Section 203 defines a business combination to include:




any merger or consolidation involving the corporation and the interested stockholder;




any sale, transfer, lease, pledge or other disposition involving the interested stockholder of 10% or more of the assets of the corporation any conflicts or violations of each party’s agreements as a result of the merger or the merger agreement;




subject to exceptions, any transaction that results in the issuance or transfer by the corporation of any stock of the corporation to the interested stockholder;




subject to exceptions, any transaction involving the corporation that has the effect of increasing the proportionate share of the interested stockholder; and




the receipt by the interested stockholder of the benefit of any loans, advances, guarantees, pledges or other financial benefits provided by or through the corporation.

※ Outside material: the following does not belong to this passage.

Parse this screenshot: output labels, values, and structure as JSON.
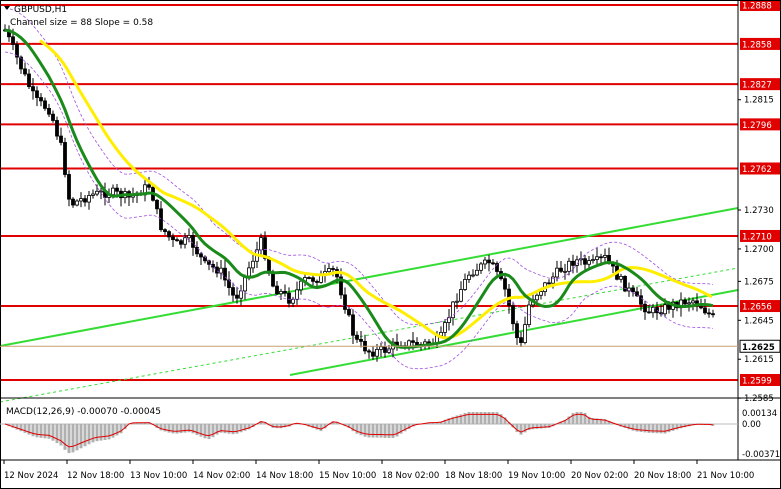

In general, Section 203 defines an interested stockholder as any entity or person beneficially owning 15% or more of the outstanding voting stock of the corporation and any entity or person affiliated with or controlling or controlled by the entity or person.

Exclusive Jurisdiction of Certain Actions. Our Charter provides that, unless we consent in writing to the selection of an alternative forum, the Court of Chancery of the State of Delaware shall be the sole and exclusive forum for (i) any derivative action or proceeding brought on our behalf, (ii) any action asserting a claim of breach of a fiduciary duty owed by any of our directors, officers or other employees to us or our stockholders, (iii) any action asserting a claim arising pursuant to any provision of the DGCL, our Charter or our Bylaws, or (iv) any action asserting a claim against us governed by the internal affairs doctrine. This provision does not apply to claims arising under the Exchange Act or the Securities Act. Although we believe this provision benefits us by providing increased consistency in the application of Delaware law in the types of lawsuits to which it applies, the provision may have the effect of discouraging lawsuits against our directors and officers. The enforceability of similar exclusive forum provisions in other companies’ certificates of incorporation has been challenged in legal proceedings, and it is possible that a court could rule that this provision in our Charter is inapplicable or unenforceable.